Others again affect a Loftiness of Expression; scorning the simplicity of vulgar Diction. It is an indubitable low verity that their Phrases are collated from the most approved Authors, and applied with the most becoming Aptitude, even to the very Point of Precision in Propriety, and every Period is polished and rounded off as round as a Robin is round and a round aye!

Whilst others scorn the ornaments of Language, deal in Demonstration and act and write ever on the Square.

By the Above Sample it is obvious that not only an Author’s Sentiments may be more forcibly impress’d on the Mind in reading, but the Reader’s Memory be also mechanically assisted; should any thing so written happen to be worth remembering.

Another advantage is that such Performances may be with great Ease reduced to short hand. Take for Instance the same Example in short hand and it will stand thus.”

[7 Jan. 1784]

I have been much tormented with the Gout since I wrote my Letter on Sunday last. It is now Wednesday and am just able to set by the Fire and write the above on my knee. This is the Reason it is so badly written. Once more Adieu.

F H

P.S. I have just heard that the Physicians have so persecuted Dr. Martin about his Cancer Medecine and his want of Learning, that he has actually run crazy, crying out that this is [a] Plot against his Life, &c. &c.

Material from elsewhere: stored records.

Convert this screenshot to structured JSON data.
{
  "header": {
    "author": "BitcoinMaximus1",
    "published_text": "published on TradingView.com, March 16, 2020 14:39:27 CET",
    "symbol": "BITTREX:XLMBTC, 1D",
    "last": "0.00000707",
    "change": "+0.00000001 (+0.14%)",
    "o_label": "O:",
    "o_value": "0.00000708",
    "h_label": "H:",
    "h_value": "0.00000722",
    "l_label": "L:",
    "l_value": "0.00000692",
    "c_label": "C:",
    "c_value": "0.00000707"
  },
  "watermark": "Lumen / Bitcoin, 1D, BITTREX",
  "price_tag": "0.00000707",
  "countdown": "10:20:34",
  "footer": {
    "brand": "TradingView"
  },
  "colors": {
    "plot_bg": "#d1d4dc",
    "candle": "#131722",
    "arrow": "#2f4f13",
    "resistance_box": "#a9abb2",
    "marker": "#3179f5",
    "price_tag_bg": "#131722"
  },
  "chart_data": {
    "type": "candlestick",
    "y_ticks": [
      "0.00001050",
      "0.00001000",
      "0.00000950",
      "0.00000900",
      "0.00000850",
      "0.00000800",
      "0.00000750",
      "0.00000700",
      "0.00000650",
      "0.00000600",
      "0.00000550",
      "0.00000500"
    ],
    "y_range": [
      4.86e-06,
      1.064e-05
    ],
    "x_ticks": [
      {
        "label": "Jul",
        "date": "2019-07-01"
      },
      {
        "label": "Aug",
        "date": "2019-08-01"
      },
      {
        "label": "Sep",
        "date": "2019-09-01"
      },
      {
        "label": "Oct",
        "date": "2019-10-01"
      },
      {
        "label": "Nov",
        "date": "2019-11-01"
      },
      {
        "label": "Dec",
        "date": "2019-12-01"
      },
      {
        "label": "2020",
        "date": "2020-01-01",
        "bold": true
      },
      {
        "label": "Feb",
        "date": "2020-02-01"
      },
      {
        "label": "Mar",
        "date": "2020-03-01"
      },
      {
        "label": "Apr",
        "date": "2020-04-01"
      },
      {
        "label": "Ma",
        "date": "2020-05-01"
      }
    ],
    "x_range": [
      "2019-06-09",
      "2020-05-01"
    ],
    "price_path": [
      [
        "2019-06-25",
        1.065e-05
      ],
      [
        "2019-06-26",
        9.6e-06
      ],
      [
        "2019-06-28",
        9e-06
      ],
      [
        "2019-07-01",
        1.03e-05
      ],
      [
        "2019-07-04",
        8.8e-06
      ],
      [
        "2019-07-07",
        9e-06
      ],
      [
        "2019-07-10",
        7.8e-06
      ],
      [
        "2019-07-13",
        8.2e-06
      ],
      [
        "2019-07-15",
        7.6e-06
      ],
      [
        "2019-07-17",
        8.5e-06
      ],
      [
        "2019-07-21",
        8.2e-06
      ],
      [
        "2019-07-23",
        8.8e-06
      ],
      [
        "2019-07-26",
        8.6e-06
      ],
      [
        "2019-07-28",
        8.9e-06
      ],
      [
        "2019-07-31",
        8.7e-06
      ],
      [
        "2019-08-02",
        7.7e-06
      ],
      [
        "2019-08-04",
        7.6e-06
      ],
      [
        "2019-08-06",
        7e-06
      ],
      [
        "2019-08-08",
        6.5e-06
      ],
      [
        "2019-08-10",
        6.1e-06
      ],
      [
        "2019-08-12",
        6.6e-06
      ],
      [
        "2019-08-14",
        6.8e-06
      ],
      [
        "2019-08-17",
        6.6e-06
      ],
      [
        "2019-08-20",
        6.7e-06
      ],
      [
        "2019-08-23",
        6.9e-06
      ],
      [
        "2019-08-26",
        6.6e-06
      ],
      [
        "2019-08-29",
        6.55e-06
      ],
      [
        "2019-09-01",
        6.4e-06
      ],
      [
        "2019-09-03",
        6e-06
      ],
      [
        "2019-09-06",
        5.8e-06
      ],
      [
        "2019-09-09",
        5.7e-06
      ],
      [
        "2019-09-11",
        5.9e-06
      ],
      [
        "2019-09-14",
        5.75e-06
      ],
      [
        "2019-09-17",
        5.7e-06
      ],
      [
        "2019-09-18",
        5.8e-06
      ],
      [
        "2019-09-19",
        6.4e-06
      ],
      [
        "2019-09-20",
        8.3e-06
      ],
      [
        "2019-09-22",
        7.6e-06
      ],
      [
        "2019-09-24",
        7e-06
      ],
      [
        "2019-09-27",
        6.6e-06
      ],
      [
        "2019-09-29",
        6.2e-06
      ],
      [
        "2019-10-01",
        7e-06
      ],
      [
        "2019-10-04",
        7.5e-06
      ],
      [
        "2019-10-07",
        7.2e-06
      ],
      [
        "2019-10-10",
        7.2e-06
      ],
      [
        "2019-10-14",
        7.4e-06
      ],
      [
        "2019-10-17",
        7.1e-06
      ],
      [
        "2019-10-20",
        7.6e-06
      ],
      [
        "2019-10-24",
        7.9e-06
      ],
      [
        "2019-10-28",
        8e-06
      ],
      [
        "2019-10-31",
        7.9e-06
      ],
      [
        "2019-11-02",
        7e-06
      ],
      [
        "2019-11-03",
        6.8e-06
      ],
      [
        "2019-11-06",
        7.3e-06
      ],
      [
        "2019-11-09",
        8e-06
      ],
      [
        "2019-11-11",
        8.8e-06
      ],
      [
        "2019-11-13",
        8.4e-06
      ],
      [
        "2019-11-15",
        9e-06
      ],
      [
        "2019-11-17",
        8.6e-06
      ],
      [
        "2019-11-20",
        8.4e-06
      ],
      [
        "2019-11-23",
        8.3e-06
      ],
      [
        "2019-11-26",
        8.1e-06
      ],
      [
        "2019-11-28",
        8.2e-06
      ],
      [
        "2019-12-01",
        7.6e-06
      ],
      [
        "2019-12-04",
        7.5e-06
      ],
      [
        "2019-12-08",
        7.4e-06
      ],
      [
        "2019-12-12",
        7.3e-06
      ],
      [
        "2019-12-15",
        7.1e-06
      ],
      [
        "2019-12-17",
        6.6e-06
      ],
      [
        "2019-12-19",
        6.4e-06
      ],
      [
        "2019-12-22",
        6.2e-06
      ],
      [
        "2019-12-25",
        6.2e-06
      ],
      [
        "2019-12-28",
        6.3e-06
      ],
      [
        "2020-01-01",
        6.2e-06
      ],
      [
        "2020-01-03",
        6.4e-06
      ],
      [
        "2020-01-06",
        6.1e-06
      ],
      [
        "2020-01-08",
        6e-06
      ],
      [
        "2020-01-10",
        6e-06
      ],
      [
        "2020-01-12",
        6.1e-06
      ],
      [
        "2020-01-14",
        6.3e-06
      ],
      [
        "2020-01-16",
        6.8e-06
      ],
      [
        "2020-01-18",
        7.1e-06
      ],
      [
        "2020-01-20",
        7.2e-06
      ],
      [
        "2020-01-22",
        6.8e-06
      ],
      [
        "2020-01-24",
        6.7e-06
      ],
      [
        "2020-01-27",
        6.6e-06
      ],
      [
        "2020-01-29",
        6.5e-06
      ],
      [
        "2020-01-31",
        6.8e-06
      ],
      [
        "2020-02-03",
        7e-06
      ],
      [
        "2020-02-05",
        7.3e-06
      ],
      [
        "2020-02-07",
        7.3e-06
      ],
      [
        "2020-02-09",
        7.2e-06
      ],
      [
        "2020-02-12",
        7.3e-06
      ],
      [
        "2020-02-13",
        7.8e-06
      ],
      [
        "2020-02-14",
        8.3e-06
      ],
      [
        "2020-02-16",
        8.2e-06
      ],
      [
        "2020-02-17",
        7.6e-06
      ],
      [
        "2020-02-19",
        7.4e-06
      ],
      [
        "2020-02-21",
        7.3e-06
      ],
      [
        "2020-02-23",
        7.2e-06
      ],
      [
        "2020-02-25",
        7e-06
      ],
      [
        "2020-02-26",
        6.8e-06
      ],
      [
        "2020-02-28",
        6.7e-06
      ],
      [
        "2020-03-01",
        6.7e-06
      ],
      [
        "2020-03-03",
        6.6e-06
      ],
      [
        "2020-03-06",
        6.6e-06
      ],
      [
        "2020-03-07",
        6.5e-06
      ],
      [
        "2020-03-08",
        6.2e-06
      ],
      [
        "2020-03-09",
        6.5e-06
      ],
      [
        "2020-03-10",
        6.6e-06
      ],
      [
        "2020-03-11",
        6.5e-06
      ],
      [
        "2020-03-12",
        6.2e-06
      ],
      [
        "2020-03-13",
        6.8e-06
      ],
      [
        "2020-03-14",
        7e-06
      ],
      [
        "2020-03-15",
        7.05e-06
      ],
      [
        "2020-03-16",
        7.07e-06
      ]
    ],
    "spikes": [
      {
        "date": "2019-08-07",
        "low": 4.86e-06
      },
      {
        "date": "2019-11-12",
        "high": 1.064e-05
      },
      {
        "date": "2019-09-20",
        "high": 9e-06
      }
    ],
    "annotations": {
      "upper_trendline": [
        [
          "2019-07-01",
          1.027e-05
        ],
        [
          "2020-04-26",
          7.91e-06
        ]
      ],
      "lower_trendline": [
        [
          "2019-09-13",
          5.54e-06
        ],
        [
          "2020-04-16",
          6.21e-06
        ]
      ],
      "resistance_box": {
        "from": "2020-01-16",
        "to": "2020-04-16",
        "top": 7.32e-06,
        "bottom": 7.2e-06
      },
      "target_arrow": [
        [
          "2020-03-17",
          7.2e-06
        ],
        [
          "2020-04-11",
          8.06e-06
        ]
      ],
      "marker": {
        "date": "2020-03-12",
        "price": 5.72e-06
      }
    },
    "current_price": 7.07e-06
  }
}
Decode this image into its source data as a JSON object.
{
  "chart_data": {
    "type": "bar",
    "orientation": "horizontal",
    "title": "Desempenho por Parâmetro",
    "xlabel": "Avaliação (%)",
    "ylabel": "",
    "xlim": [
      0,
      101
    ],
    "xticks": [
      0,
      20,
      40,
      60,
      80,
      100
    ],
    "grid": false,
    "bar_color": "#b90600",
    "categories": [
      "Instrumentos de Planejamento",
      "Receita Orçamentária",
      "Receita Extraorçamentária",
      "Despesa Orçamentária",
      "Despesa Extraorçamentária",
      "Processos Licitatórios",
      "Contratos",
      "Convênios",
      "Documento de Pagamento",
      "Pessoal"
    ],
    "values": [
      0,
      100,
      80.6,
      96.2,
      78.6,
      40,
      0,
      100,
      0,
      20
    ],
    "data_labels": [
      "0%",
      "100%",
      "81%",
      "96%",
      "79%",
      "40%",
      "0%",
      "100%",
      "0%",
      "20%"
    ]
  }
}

RC (DLC). Enclosure (DLC). That part of the enclosure entitled “A Sample of good Writing” has been printed here without any attempt to follow the whimsical form in which it was written; such an attempt was made with conspicuous lack of success when the piece was first printed in Hopkinson’s Miscellaneous Essays, i, 245–51. There is only one means of accurately conveying Hopkinson’s playful mood and that is by employing facsimile; hence these two pages of the MS are reproduced among the illustrations of this volume.